In a recent incident, addressing Parliament just before Passover, a Jobbik lawmaker went so far as to advance the blood libel -- the accusation that Jews kill Christian children and use their blood for ritual purposes.

And in a February interview with the London Jewish Chronicle, Jobbik foreign affairs spokesman Marton Gyongyosi called Israel a "Nazi system based on racial hatred,” accused Jews of “colonizing” Hungary and stressed Jobbik’s support of Iran.

These developments have ratcheted up the anxiety level for Hungary’s 100,000 Jews, the largest Jewish community in central Europe.

“The gravity of the situation is unprecedented in the past two decades of Hungarian democracy,” Rabbi Shlomo Koves told The Associatied Press. “Although the safety and well-being of Hungarian Jews in their daily life is not physically in danger -- or no worse than in any other European country -- anti-Semitic public speech has escalated to a point which cannot be ignored by a single decent person.”

Rabbi Andrew Baker, the representative on anti-Semitism to the Organization for Security and Cooperation in Europe, said it is not simple to gauge the extent and impact of anti-Semitism in Hungary.

“There are real problems and a high degree of uncertainty,” he told JTA after a fact-finding mission to Hungary in April. But, he added, “It is not easy to separate the anxiety that Jews feel together with many other left-of-center Hungarians at current political developments and unease at what are more directly anti-Semitic rumblings.”

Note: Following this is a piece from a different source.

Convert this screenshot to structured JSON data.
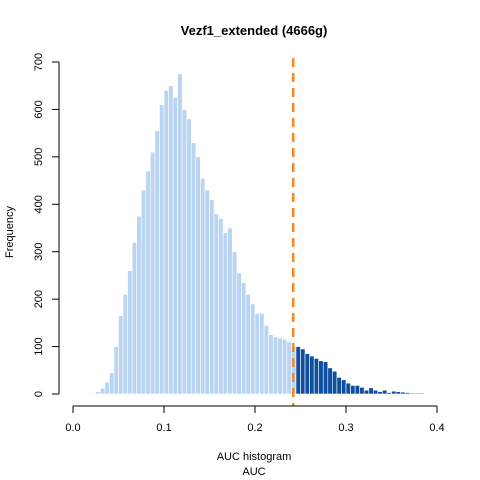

Members of the Jewish community said anti-Semitism was widely expressed verbally but there have been few episodes of physical violence.

“Many people are afraid,” said Andras Heisler, a former president of the Federation of Jewish Communities. “But in normal daily life there is not any danger.”

Indeed, unlike in many Western countries, little security is evident at most of Budapest’s 20 or so active synagogues, prayer houses and other Jewish sites.

And Jewish life is lived openly. Budapest may be one of the only capitals where a program linked to this year’s March of the Living was publicized on an advertisement that covered the entire side of a downtown building.

Still, a report released before Passover by the Anti-Defamation League added fuel to alarmist fires.

Based on a telephone survey in which callers asked 500 people in 10 countries four questions regarding anti-Semitic stereotypes, the ADL found that 63 percent of Hungarians held anti-Semitic attitudes.

The report grabbed headlines. But sociologist Andras Kovacs, Hungary’s foremost researcher on anti-Semitism, slammed the report for employing what he called a faulty methodology that favored responses from hard-core anti-Semites, giving a skewed result that fed alarmism.

According to his research, he said, the proportion of anti-Semites in Hungary is 20 to 25 percent.

Cernov called the ADL report “superficial” and “even irresponsible.”

It could, he said, have a negative impact on organizations like Haver that were trying to carry out serious social action and other educational work to combat prejudice and counter extremist trends.